Is AVX enabled?

If we ask anyone who  uses or plans to use or just advertises the intrinsic compiler functions for SIMD support (MMX, SSE, AVX):  why do you do so, why it is good? The answer definitely will be something like this:"Intrinsics provide a C/C++ language interface to assembly instructions, so that we don't need to deal with assembler".

 Sounds more than good... but it is not true unfortunately. Whereas intrinsics do make the use of cpu specific enhancements easier significantly, they don't eliminate the need to do some asm programming  entirely. The problem is that intrinsics don't provide the fallback path for the systems without corresponding SIMD support - if the "intrinsics inside" program is executed on such CPU,  it crashes.  To prevent it one needs to  create the "generic code"  path and switch to\from it  depending on the host system SIMD support. And to detect this support trusty and reliably  it is necessary to use assembler! No other common solution is available yet... And the most burning issue here is the Advanced Vector Extensions support detection - the AVX is not widespread yet and requires the OS support. While the Inel AVX Programming Reference contains the asm pseudocode for AVX support detection, it is not enough. What is wanted by the most developers is some cut-and-paste  code that could be used as is even without  any assembler knowleage.
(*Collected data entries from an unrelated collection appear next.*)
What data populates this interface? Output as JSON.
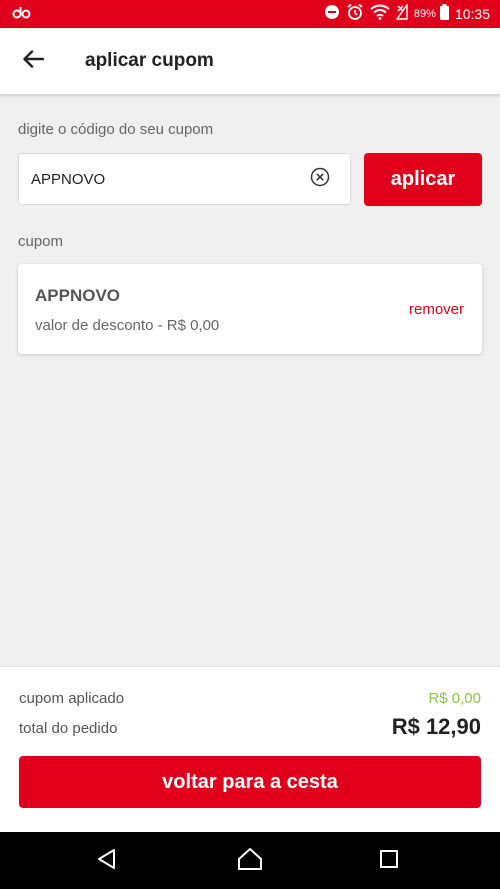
{
  "status_bar": {
    "battery": "89%",
    "time": "10:35",
    "icons": [
      "app-logo-icon",
      "do-not-disturb-icon",
      "alarm-icon",
      "wifi-icon",
      "no-signal-icon",
      "battery-icon"
    ]
  },
  "header": {
    "title": "aplicar cupom",
    "back_icon": "arrow-left-icon"
  },
  "coupon_form": {
    "label": "digite o código do seu cupom",
    "input_value": "APPNOVO",
    "apply_label": "aplicar"
  },
  "applied_coupon": {
    "section_label": "cupom",
    "code": "APPNOVO",
    "discount_text": "valor de desconto - R$ 0,00",
    "remove_label": "remover"
  },
  "summary": {
    "applied_label": "cupom aplicado",
    "applied_value": "R$ 0,00",
    "total_label": "total do pedido",
    "total_value": "R$ 12,90",
    "back_button_label": "voltar para a cesta"
  },
  "colors": {
    "brand_red": "#e0001b",
    "discount_green": "#8cc63f"
  }
}
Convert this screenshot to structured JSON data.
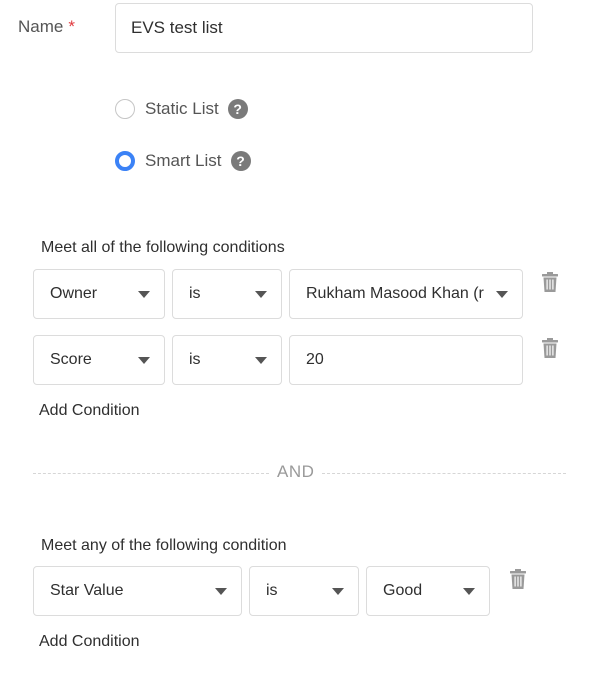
{
  "form": {
    "name_label": "Name",
    "required_marker": "*",
    "name_value": "EVS test list"
  },
  "list_type": {
    "options": [
      {
        "label": "Static List",
        "selected": false
      },
      {
        "label": "Smart List",
        "selected": true
      }
    ],
    "help_glyph": "?"
  },
  "all_group": {
    "title": "Meet all of the following conditions",
    "conditions": [
      {
        "field": "Owner",
        "operator": "is",
        "value": "Rukham Masood Khan (r",
        "value_type": "select"
      },
      {
        "field": "Score",
        "operator": "is",
        "value": "20",
        "value_type": "text"
      }
    ],
    "add_label": "Add Condition"
  },
  "separator": {
    "label": "AND"
  },
  "any_group": {
    "title": "Meet any of the following condition",
    "conditions": [
      {
        "field": "Star Value",
        "operator": "is",
        "value": "Good",
        "value_type": "select"
      }
    ],
    "add_label": "Add Condition"
  },
  "icons": {
    "help": "question-circle-icon",
    "delete": "trash-icon",
    "dropdown": "caret-down-icon"
  },
  "colors": {
    "accent": "#3b82f6",
    "required": "#e0393e",
    "border": "#dcdcdc"
  }
}
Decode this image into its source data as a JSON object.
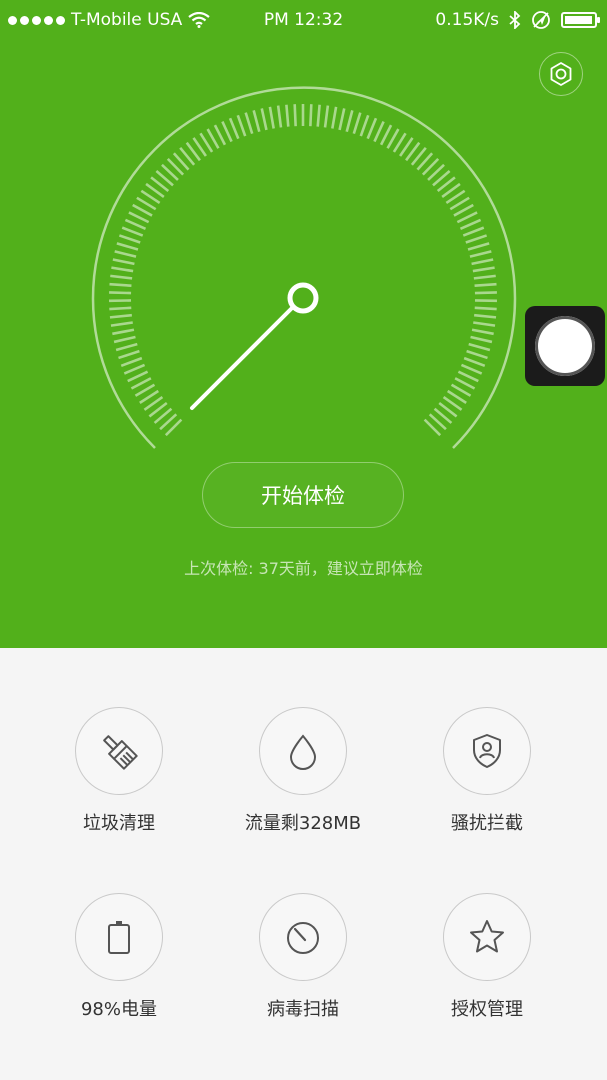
{
  "status_bar": {
    "carrier": "T-Mobile USA",
    "time": "PM 12:32",
    "network_speed": "0.15K/s",
    "battery_level": 0.98,
    "icons": [
      "signal-dots-icon",
      "wifi-icon",
      "bluetooth-icon",
      "location-icon",
      "battery-icon"
    ]
  },
  "header": {
    "settings_icon": "gear-icon"
  },
  "gauge": {
    "needle_icon": "gauge-needle"
  },
  "main": {
    "start_button_label": "开始体检",
    "last_check_text": "上次体检: 37天前，建议立即体检"
  },
  "tools": [
    {
      "label": "垃圾清理",
      "icon": "broom-icon"
    },
    {
      "label": "流量剩328MB",
      "icon": "droplet-icon"
    },
    {
      "label": "骚扰拦截",
      "icon": "shield-user-icon"
    },
    {
      "label": "98%电量",
      "icon": "battery-icon"
    },
    {
      "label": "病毒扫描",
      "icon": "scan-dial-icon"
    },
    {
      "label": "授权管理",
      "icon": "star-icon"
    }
  ],
  "colors": {
    "hero_green": "#52b01b",
    "background": "#f5f5f5",
    "icon_gray": "#555555"
  }
}
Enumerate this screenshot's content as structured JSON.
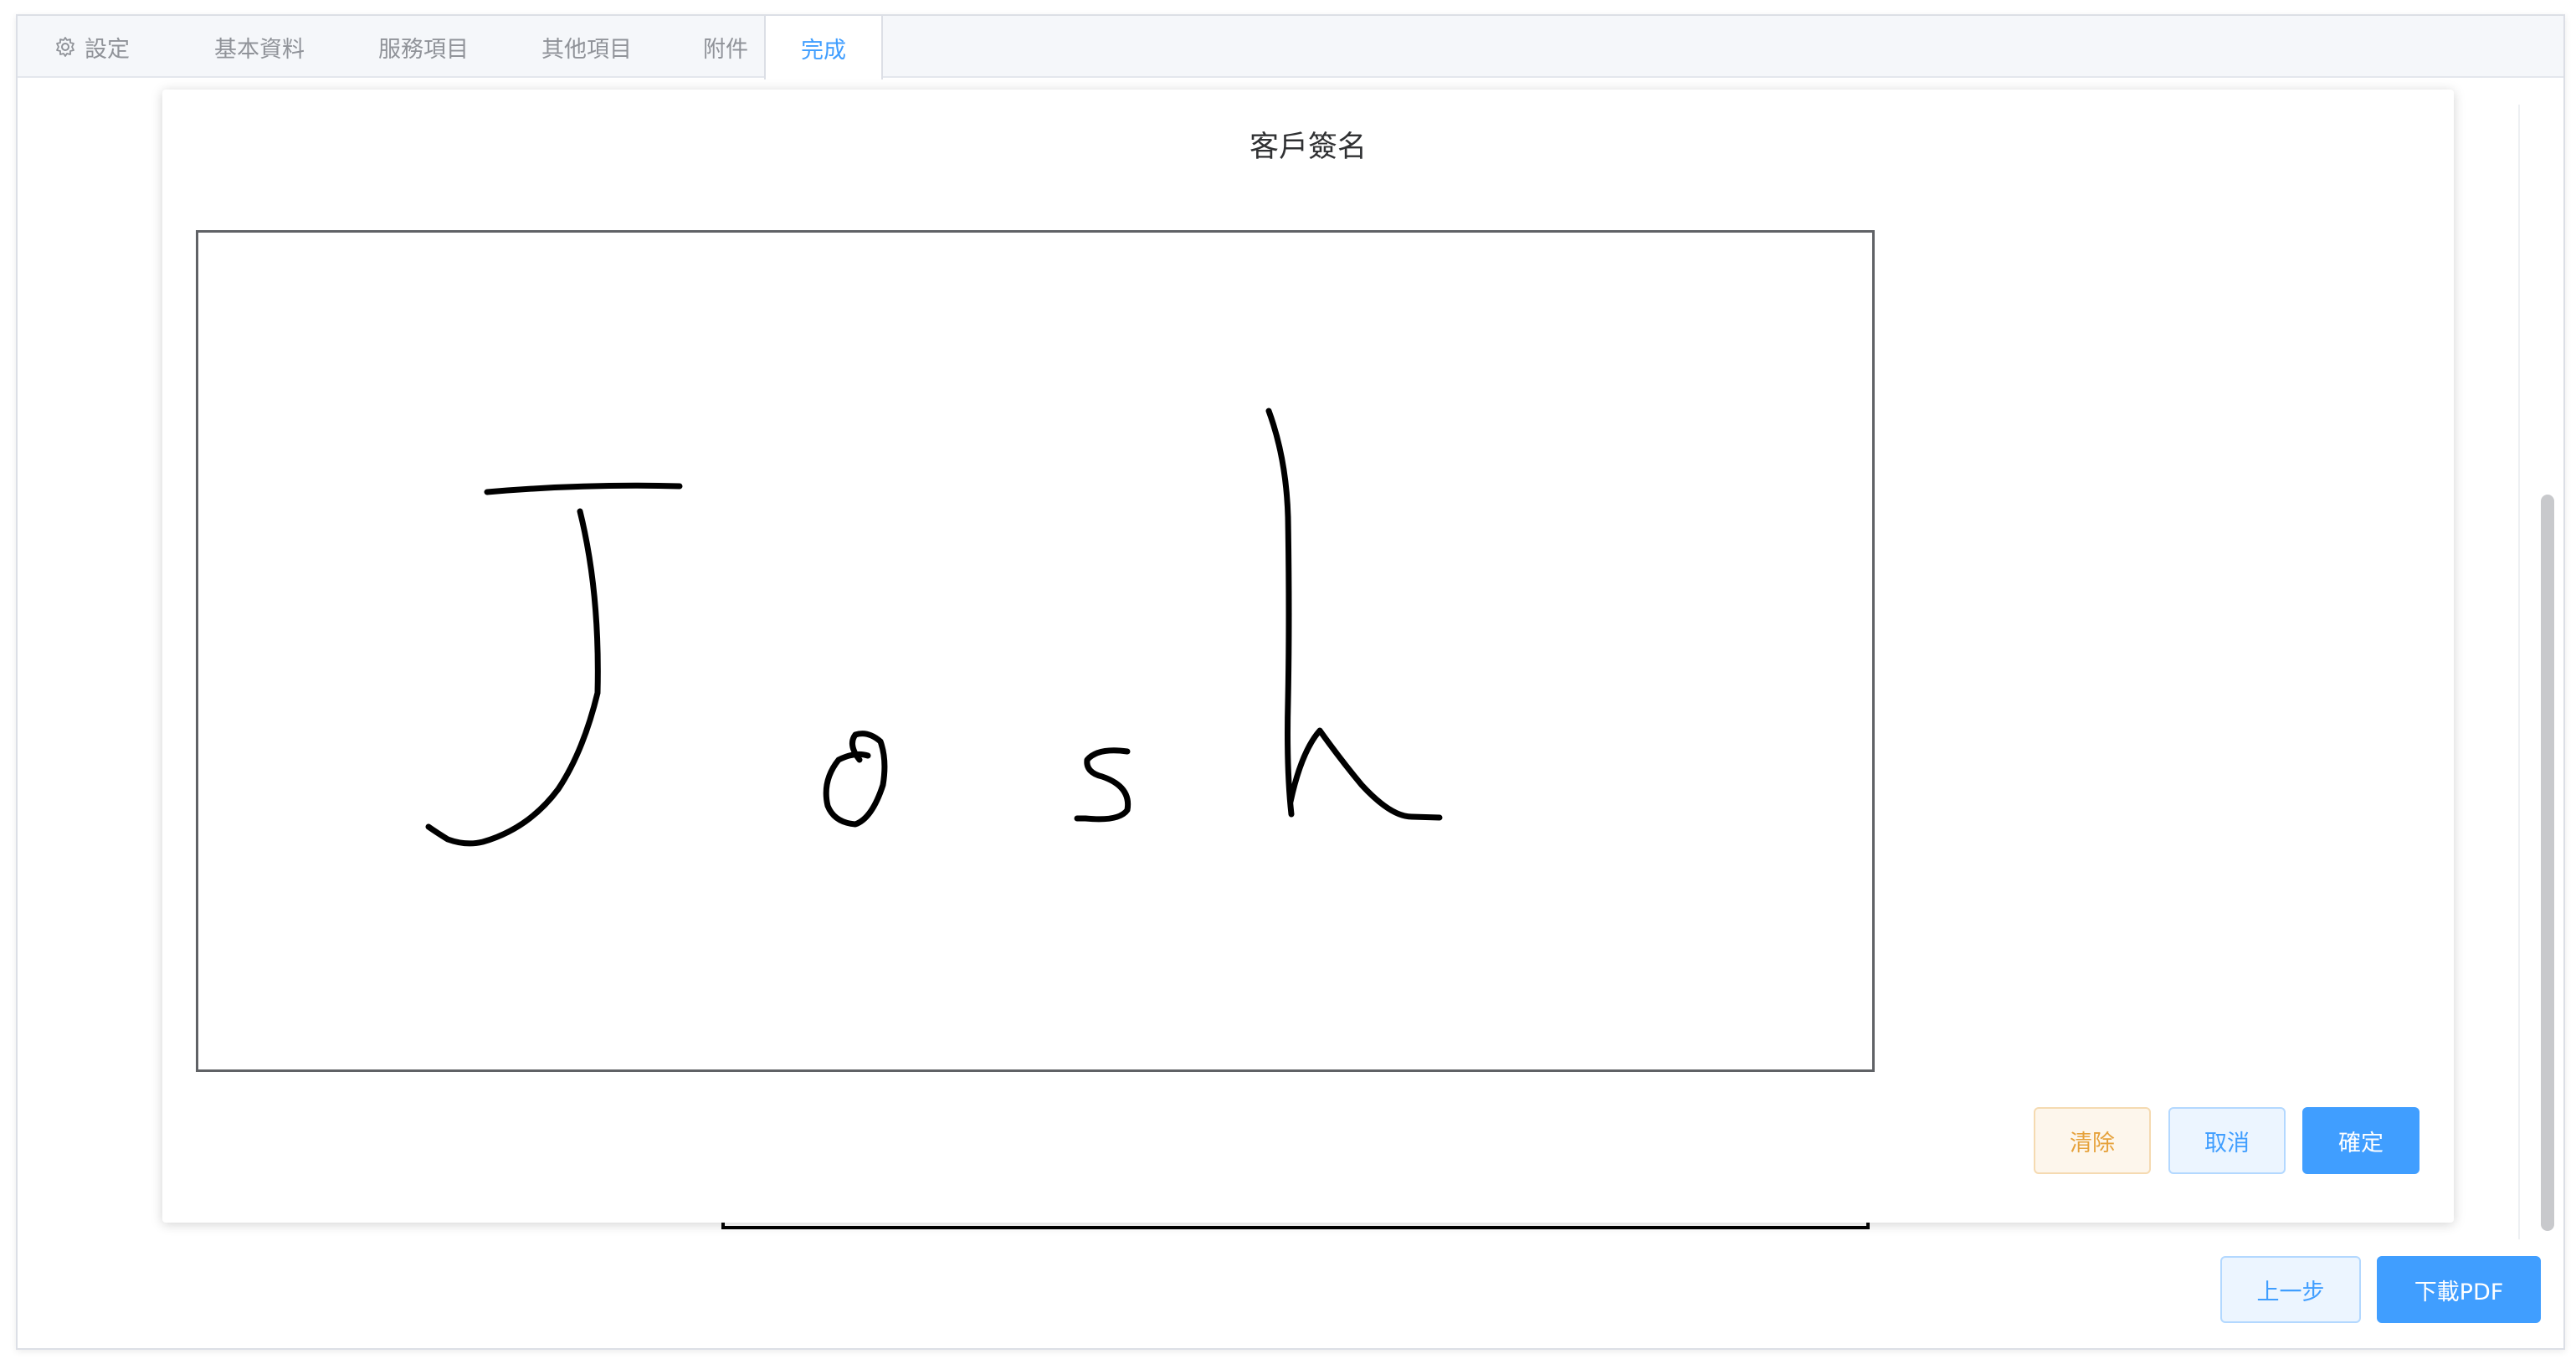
{
  "tabs": [
    {
      "label": "設定",
      "icon": "gear-icon",
      "active": false
    },
    {
      "label": "基本資料",
      "active": false
    },
    {
      "label": "服務項目",
      "active": false
    },
    {
      "label": "其他項目",
      "active": false
    },
    {
      "label": "附件",
      "active": false
    },
    {
      "label": "完成",
      "active": true
    }
  ],
  "dialog": {
    "title": "客戶簽名",
    "buttons": {
      "clear": "清除",
      "cancel": "取消",
      "confirm": "確定"
    }
  },
  "footer": {
    "prev_label": "上一步",
    "download_label": "下載PDF"
  },
  "colors": {
    "primary": "#409eff",
    "warning": "#e6a23c",
    "tab_text": "#909399"
  }
}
And such code is available - see below. 

The asm syntax differs for the 32 and 64 bits, so you need to include the corresponding version in your project and in both cases in C\C++ code call the  isAvxSupported() function - to return 1 if  AVX is supported or zero otherwise 

 extern C" int isAvxSupported();

 AVXsupport = isAvxSupported();   // = one if supported and zero otherwise

 ----------------------------------------cpuid64.asm----------------------------------------------------
[shell]; CPUID Win64
.code

; int isAvxSupported();
isAvxSupported proc
xor eax, eax
cpuid
cmp eax, 1 ; does CPUID support eax = 1?
jb not_supported
mov eax, 1
cpuid
and ecx, 018000000h ;check 27 bit (OS uses XSAVE/XRSTOR)
cmp ecx, 018000000h ; and 28 (AVX supported by CPU)
jne not_supported
xor ecx, ecx ; XFEATURE_ENABLED_MASK/XCR0 register number = 0
xgetbv ; XFEATURE_ENABLED_MASK register is in edx:eax
and eax, 110b
cmp eax, 110b ; check the AVX registers restore at context switch
jne not_supported
mov eax, 1
ret
not_supported:
xor eax, eax
ret
isAvxSupported endp
END[/shell]
------------------------cpuid32.asm--------------------------
[shell].686p
.xmm
.model FLAT

; CPUID Win32
.code

; int isAvxSupported();
_isAvxSupported proc
xor eax, eax
cpuid
cmp eax, 1 ; does CPUID support eax = 1?
jb not_supported
mov eax, 1
cpuid
and ecx, 018000000h ;check 27 bit (OS uses XSAVE/XRSTOR)
cmp ecx, 018000000h ; and 28 (AVX supported by CPU)
jne not_supported
xor ecx, ecx ; XFEATURE_ENABLED_MASK/XCR0 register number = 0
xgetbv ; XFEATURE_ENABLED_MASK register is in edx:eax
and eax, 110b
cmp eax, 110b ; check the AVX registers restore at context switch
jne not_supported
mov eax, 1
ret
not_supported:
xor eax, eax
ret
_isAvxSupported endp
END[/shell]

For more complete information about compiler optimizations, see our Optimization Notice.

Comments

This code does not play well with the C calling convention on Win32/Win64 (CPUID stomps on EBX). In the 32-bit version, bracket the function with "push ebx / pop ebx". For the 64-bit version, bracket with "mov r10, rbx / mov rbx, r10". Note that there are two return paths, each of which need to restore EBX/RBX.


Sean Gies, thanks a lot for this addition. I've tested the code mentioned in post on several 32 and 64 bits platforms but haven't seen any problems. However if they are possible then your solution is very valuable - I plan to give this post link to any ISV asking "How to detect AVX correctly".


Victoria, you're welcome. It's one of those problems that can easily go unnoticed if the calling function happens to not use EBX/RBX after isAvxSupported returns. This was the case when I first used it, but then I tried an optimized build and the resulting executable did use RBX afterward, resulting in an invalid memory access.


I can confirm Sean's initial comment. I was getting access violations using the code above when calling isAvxSupported() from 64-bit release code on MSVC until I added the RBX register restore (I was not seeing a problem calling from 64-bit release code on ICC). 32-bit seemed to play nice across the board, but I added the EBX register restore just to be safe.